Prosecutors display documents indicating Saddam approved executions
Saddam Hussein's trial resumed in Baghdad with another chaos as his defense team ended their month-long boycott of the proceedings, but quickly walked out after their pleas for an adjournment and the removal of the judge were rejected.
Saddam's defense team walked out of his trial first on Jan. 29 after chief judge Raouf Abdel-Rahman tossed out one of the lawyers for shouting. The defense then said it would boycott the trial unless Abdel-Rahman was replaced, accusing him of bias against Saddam. Court-appointed lawyers sat in during sessions over the past month.
Saddam and his seven co-defendants entered the court Tuesday and took their seats silently. But, shortly after the lawyers walked out, Saddam's half-brother and former intelligence head Barzan al-Tikriti had a heated verbal exchange with the judge. "I don't want the appointed lawyer," shouted Barzan, according to Reuters.
The defendants have been on trial since Oct. 19 in the killing of some 150 people from the town of Dujail after a 1982 assassination attempt against Saddam there. During Tuesday's session, the prosecutors presented a document they said was signed by the former president approving the executions of more than 140 Shiites in Dujail.
A document from the Revolutionary Court, dated June 14, 1984, stated that 148 suspects had been sentenced to death by hanging and listed their names. The prosecutor said the signature on the paper was that of the court's head, Awad al-Bandar, one of Saddam's co-defendants.
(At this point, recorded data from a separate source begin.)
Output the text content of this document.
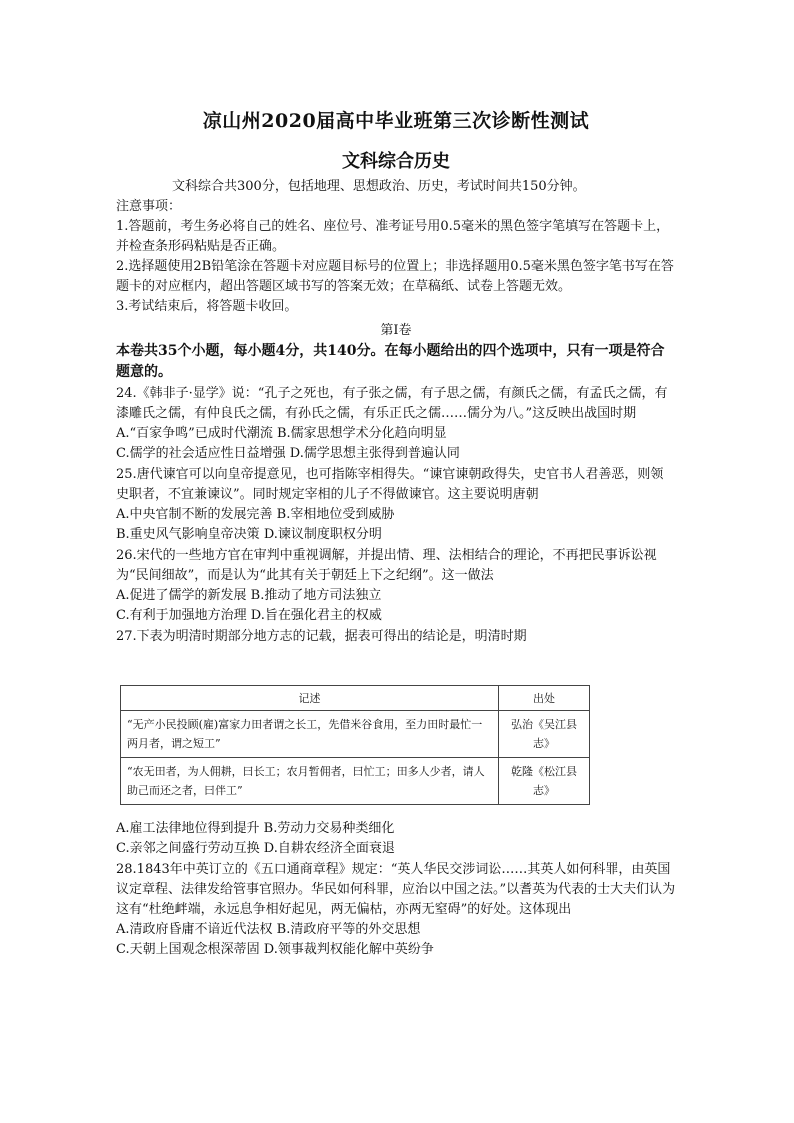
凉山州2020届高中毕业班第三次诊断性测试
文科综合历史

文科综合共300分，包括地理、思想政治、历史，考试时间共150分钟。

注意事项：

1.答题前，考生务必将自己的姓名、座位号、准考证号用0.5毫米的黑色签字笔填写在答题卡上，并检查条形码粘贴是否正确。

2.选择题使用2B铅笔涂在答题卡对应题目标号的位置上；非选择题用0.5毫米黑色签字笔书写在答题卡的对应框内，超出答题区域书写的答案无效；在草稿纸、试卷上答题无效。

3.考试结束后，将答题卡收回。

第Ⅰ卷

本卷共35个小题，每小题4分，共140分。在每小题给出的四个选项中，只有一项是符合题意的。

24.《韩非子·显学》说：“孔子之死也，有子张之儒，有子思之儒，有颜氏之儒，有孟氏之儒，有漆雕氏之儒，有仲良氏之儒，有孙氏之儒，有乐正氏之儒……儒分为八。”这反映出战国时期

A.“百家争鸣”已成时代潮流 B.儒家思想学术分化趋向明显

C.儒学的社会适应性日益增强 D.儒学思想主张得到普遍认同

25.唐代谏官可以向皇帝提意见，也可指陈宰相得失。“谏官谏朝政得失，史官书人君善恶，则领史职者，不宜兼谏议”。同时规定宰相的儿子不得做谏官。这主要说明唐朝

A.中央官制不断的发展完善 B.宰相地位受到威胁

B.重史风气影响皇帝决策 D.谏议制度职权分明

26.宋代的一些地方官在审判中重视调解，并提出情、理、法相结合的理论，不再把民事诉讼视为“民间细故”，而是认为“此其有关于朝廷上下之纪纲”。这一做法

A.促进了儒学的新发展 B.推动了地方司法独立

C.有利于加强地方治理 D.旨在强化君主的权威

27.下表为明清时期部分地方志的记载，据表可得出的结论是，明清时期

记述	出处
“无产小民投顾(雇)富家力田者谓之长工，先借米谷食用，至力田时最忙一两月者，谓之短工”	弘治《吴江县志》
“农无田者，为人佣耕，曰长工；农月暂佣者，曰忙工；田多人少者，请人助己而还之者，曰伴工”	乾隆《松江县志》

A.雇工法律地位得到提升 B.劳动力交易种类细化

C.亲邻之间盛行劳动互换 D.自耕农经济全面衰退

28.1843年中英订立的《五口通商章程》规定：“英人华民交涉词讼……其英人如何科罪，由英国议定章程、法律发给管事官照办。华民如何科罪，应治以中国之法。”以耆英为代表的士大夫们认为这有“杜绝衅端，永远息争相好起见，两无偏枯，亦两无窒碍”的好处。这体现出

A.清政府昏庸不谙近代法权 B.清政府平等的外交思想

C.天朝上国观念根深蒂固 D.领事裁判权能化解中英纷争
A memo dated two days later was a presidential order approving all 148 death sentences. It was signed by Saddam. According to the AP, prosecutors also showed a March 1985 document said to be signed by Ibrahim - then the chief of the intelligence agency - ordering the executions to be carried out.
Another document from the Revolutionary Court, dated March 23, 1985, confirmed that 96 executions took place. Another 46 people were "liquidated during interrogations," a later document stated. It also said four people were executed by mistake.
After about two hours of hearing documents, the court adjourned until Wednesday.
Hours before the trial was resumed, a blast badly damaged a Sunni mosque in northern Iraq, where the father of Saddam is buried. The bomb blast damaged a dome and blew out the doors and windows at the Hussein al-Majid mosque, which houses his father's grave, police Capt. Qais Abdul-Majid said.